Среди группы создателей программы, набившейся в мини-автобус и прибывшей вечером накануне записи, была и Кэролайн, все еще загорелая после трехнедельного «медового месяца», проведенного на Багамских островах.
— Нелл, до чего было чудесно, — призналась она. — Мы только и делали весь день, что лежали голые, плавали и… ну, сама понимаешь. Дэйви фантастически выглядит — весь загорелый, на самом деле. Я имею в виду — весь-весь! Ни единого белого пятнышка!
— Что ж, ты и сама выглядишь просто классно, — заверила Нелл свою приятельницу. — Ты по-настоящему счастлива?
— Да! Могу рекомендовать замужнюю жизнь — ты должна тоже ее узнать. Какие-нибудь новенькие мужчины не принюхиваются тут, когда у тебя появилась новая сексуальная фигура?
— Нет. Так ты считаешь, что у меня фигура женственная? Я начинаю думать, что похудела чересчур. — Когда Нелл выговорила эти слова, она ушам не поверила, что слышит собственный голос. Никогда бы ей раньше не пришло в голову, что когда-нибудь она сможет признать, что в своем голодании так быстро и так далеко зашла.

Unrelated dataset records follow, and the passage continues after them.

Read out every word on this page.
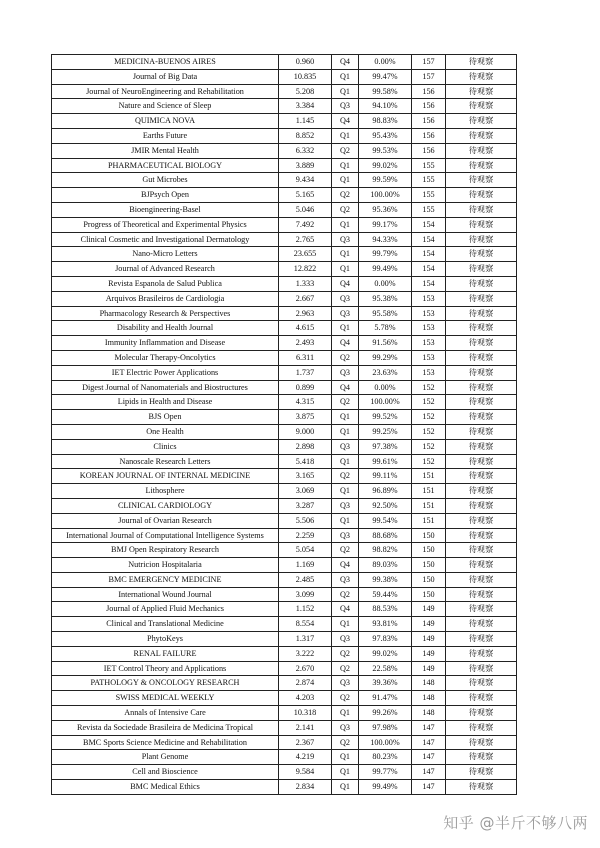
MEDICINA-BUENOS AIRES	0.960	Q4	0.00%	157	待观察
Journal of Big Data	10.835	Q1	99.47%	157	待观察
Journal of NeuroEngineering and Rehabilitation	5.208	Q1	99.58%	156	待观察
Nature and Science of Sleep	3.384	Q3	94.10%	156	待观察
QUIMICA NOVA	1.145	Q4	98.83%	156	待观察
Earths Future	8.852	Q1	95.43%	156	待观察
JMIR Mental Health	6.332	Q2	99.53%	156	待观察
PHARMACEUTICAL BIOLOGY	3.889	Q1	99.02%	155	待观察
Gut Microbes	9.434	Q1	99.59%	155	待观察
BJPsych Open	5.165	Q2	100.00%	155	待观察
Bioengineering-Basel	5.046	Q2	95.36%	155	待观察
Progress of Theoretical and Experimental Physics	7.492	Q1	99.17%	154	待观察
Clinical Cosmetic and Investigational Dermatology	2.765	Q3	94.33%	154	待观察
Nano-Micro Letters	23.655	Q1	99.79%	154	待观察
Journal of Advanced Research	12.822	Q1	99.49%	154	待观察
Revista Espanola de Salud Publica	1.333	Q4	0.00%	154	待观察
Arquivos Brasileiros de Cardiologia	2.667	Q3	95.38%	153	待观察
Pharmacology Research & Perspectives	2.963	Q3	95.58%	153	待观察
Disability and Health Journal	4.615	Q1	5.78%	153	待观察
Immunity Inflammation and Disease	2.493	Q4	91.56%	153	待观察
Molecular Therapy-Oncolytics	6.311	Q2	99.29%	153	待观察
IET Electric Power Applications	1.737	Q3	23.63%	153	待观察
Digest Journal of Nanomaterials and Biostructures	0.899	Q4	0.00%	152	待观察
Lipids in Health and Disease	4.315	Q2	100.00%	152	待观察
BJS Open	3.875	Q1	99.52%	152	待观察
One Health	9.000	Q1	99.25%	152	待观察
Clinics	2.898	Q3	97.38%	152	待观察
Nanoscale Research Letters	5.418	Q1	99.61%	152	待观察
KOREAN JOURNAL OF INTERNAL MEDICINE	3.165	Q2	99.11%	151	待观察
Lithosphere	3.069	Q1	96.89%	151	待观察
CLINICAL CARDIOLOGY	3.287	Q3	92.50%	151	待观察
Journal of Ovarian Research	5.506	Q1	99.54%	151	待观察
International Journal of Computational Intelligence Systems	2.259	Q3	88.68%	150	待观察
BMJ Open Respiratory Research	5.054	Q2	98.82%	150	待观察
Nutricion Hospitalaria	1.169	Q4	89.03%	150	待观察
BMC EMERGENCY MEDICINE	2.485	Q3	99.38%	150	待观察
International Wound Journal	3.099	Q2	59.44%	150	待观察
Journal of Applied Fluid Mechanics	1.152	Q4	88.53%	149	待观察
Clinical and Translational Medicine	8.554	Q1	93.81%	149	待观察
PhytoKeys	1.317	Q3	97.83%	149	待观察
RENAL FAILURE	3.222	Q2	99.02%	149	待观察
IET Control Theory and Applications	2.670	Q2	22.58%	149	待观察
PATHOLOGY & ONCOLOGY RESEARCH	2.874	Q3	39.36%	148	待观察
SWISS MEDICAL WEEKLY	4.203	Q2	91.47%	148	待观察
Annals of Intensive Care	10.318	Q1	99.26%	148	待观察
Revista da Sociedade Brasileira de Medicina Tropical	2.141	Q3	97.98%	147	待观察
BMC Sports Science Medicine and Rehabilitation	2.367	Q2	100.00%	147	待观察
Plant Genome	4.219	Q1	80.23%	147	待观察
Cell and Bioscience	9.584	Q1	99.77%	147	待观察
BMC Medical Ethics	2.834	Q1	99.49%	147	待观察
知乎 @半斤不够八两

— Ну, мне хотелось это сказать, — отозвалась виноватым тоном Кэролайн. — Но я решила, что ты мне башку свернешь и обвинишь в зависти или еще в чем-нибудь.
Нелл от души рассмеялась.
— Ага, так ты меня, должно быть, считаешь двуличной стервой, — сказала она. — Но знай — ты права. За неделю, или около того, я вполне могла так и поступить с тобой, но сейчас нет. Возможно, в этом деле с фигурой нужно найти золотую середину. Теперь надеюсь, что смогу этой середины держаться.
— Уверена, что сможешь. Особенно если будешь счастлива, — воскликнула Кэролайн. — Счастье — это великий улучшитель фигур. Взгляни на меня — я за медовый месяц прибавила три фунта, а Дэйви говорит, что я от этого стала лучше. И полагаю, я должна ему поверить.
Подняв голову, Нелл посмотрела на свою счастливую подругу:
— Да, да, дорогая, ты должна ему верить. Никогда ты так отлично не выглядела!
Стоя перед зеркалом, когда переодевалась к обеду, Нелл еще раз очень критически оглядела себя. В зеркале она увидела блондинку, стройную, как тростинка, одетую в облегающее голубое платье из кашемира, но была ли это настоящая Нелл Маклин, тот самый неуклюжий медвежонок шестнадцатого размера? С тех пор как у неё не стало оправдания, что она должна стать «персоной для телекамеры», она должна была спросить себя, какое из ее самовыражений — истинное? Была ли она полным, веселым экстравертом, любящим поесть и выпить, или же она была худым, апатичным булимиком, который любит наряды и макияж на лице? Всякий раз, когда ее рвало (а она должна была со стыдом признаться, что делала это три или четыре раза в неделю), не освобождалась ли она (говоря метафорой) от одной из своих настоящих сущностей? Было ли ее освобождение рвотой важным отличительным признаком той, в кого она превращалась? Или же настоящая Нелл Маклин была той, которую еще нужно отыскать… Кто же тогда появится, когда ей удастся булимию победить? Станет она эльфом или слонихой?